Keep Your SOX Clean!
There are three sections that directly affect a company's IT management:
Sec. 802(a) "Whoever knowingly alters, destroys, mutilates, conceals, covers up, falsifies, or makes a false entry in any record, document, or tangible object with the intent to impede, obstruct, or influence the investigation or proper administration of any matter within the jurisdiction of any department or agency of the United States or any case filed under title 11, or in relation to or contemplation of any such matter or case, shall be fined under this title, imprisoned not more than 20 years, or both."
This rule is rigidly enforced, as the frantic document shredding that went on at Enron added years to the investigation.
Sec. 802(a)(1) "Any accountant who conducts an audit of an issuer of securities to which section 10A(a) of the Securities Exchange Act of 1934 (15 U.S.C 78j-1(a)) applies, shall maintain all audit or review workpapers for a period of 5 years from the end of the fiscal period in which the audit or review was concluded."

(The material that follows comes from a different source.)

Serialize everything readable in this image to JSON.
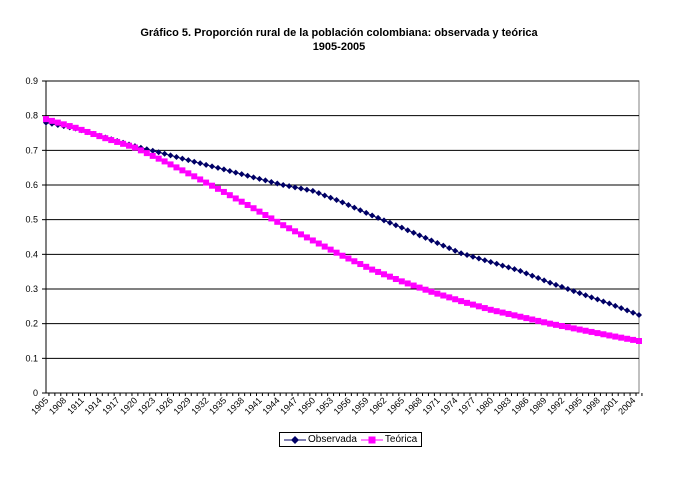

Anything related to financial records and audits must be stored, accessible and unaltered for the full five-year period. This covers electronic documents as well.
Sec. 802(a)(2) "The Securities and Exchange Commission shall promulgate, within 180 days, such rules and regulations, as are reasonably necessary, relating to the retention of relevant records such as workpapers, documents that form the basis of an audit or review, memoranda, correspondence, communications, other documents, and records (including electronic records) which are created, sent, or received in connection with an audit or review and contain conclusions, opinions, analyses, or financial data relating to such an audit or review."
So essentially, every document, physical or electronic, must be maintained, stored and accessible for five years. Anyone who has ever upgraded their office software, or even stored electronic documents over time knows that they can either degrade, or will not be compatible with newer versions of the software.